Review question

# What is the area of a square containing a regular hexagon? Add to your resource collection Remove from your resource collection Add notes to this resource View your notes for this resource

Ref: R6408

## Solution

The diagram shows a regular hexagon, with sides of length $1$, inside a square. Two vertices of the hexagon lie on a diagonal of the square and the other four lie on the edges.
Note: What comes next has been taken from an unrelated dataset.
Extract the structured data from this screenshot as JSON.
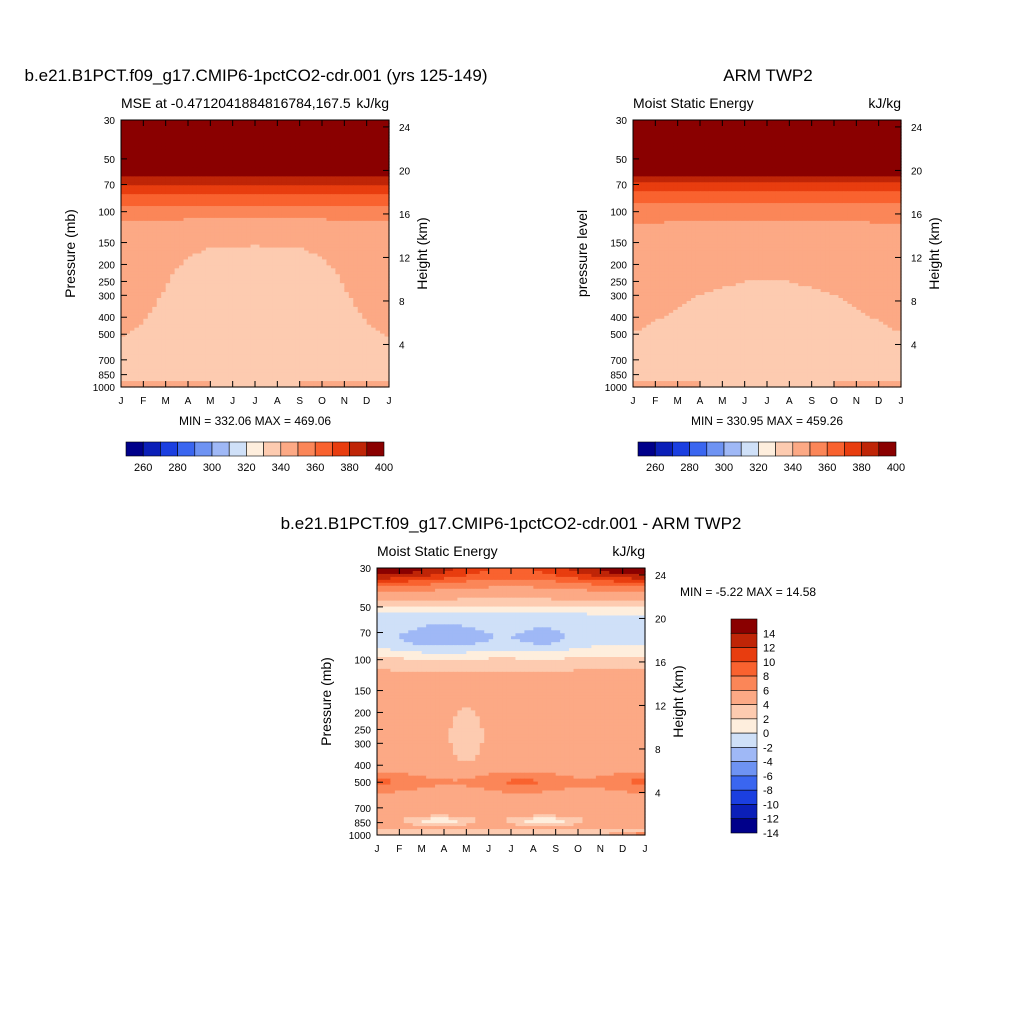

What is the area of the square?

(A) $\quad 2+\sqrt{3}\qquad$ (B) $\quad 4\qquad$ (C) $\quad 3+\sqrt{2}\qquad$ (D) $\quad 1+\dfrac{3\sqrt{3}}{2}\qquad$ (E) $\quad\dfrac{7}{2}$

Let’s draw in the diagonal referred to and label the diagram as follows.

We need to find the edge length of the square, which we have labelled as $x+y$.

Firstly, notice that since the hexagon is regular $EF$ is parallel to the diagonal $AC$ and is therefore at $45^\circ$ to the sides of the square. Triangle $BEF$ is isosceles right-angled and so $y=\frac{1}{\sqrt{2}}.$

In triangle $EAD$ the angle at $A$ is $45^\circ$ and the angle at $D$ is $120^\circ$ (because $\angle EDC=60^\circ$). So we can use the sine rule to find $x$. \begin{align*} \frac{1}{\sin 45^\circ} &= \frac{x}{\sin 120^\circ} \\ \implies\quad x &= \frac{\sqrt{3}}{\sqrt{2}} \end{align*}

So now the area of the square is $(x+y)^2 = \left(\frac{\sqrt{3}}{\sqrt{2}}+\frac{1}{\sqrt{2}}\right)^2 = 2+\sqrt{3}$ and the answer is (A).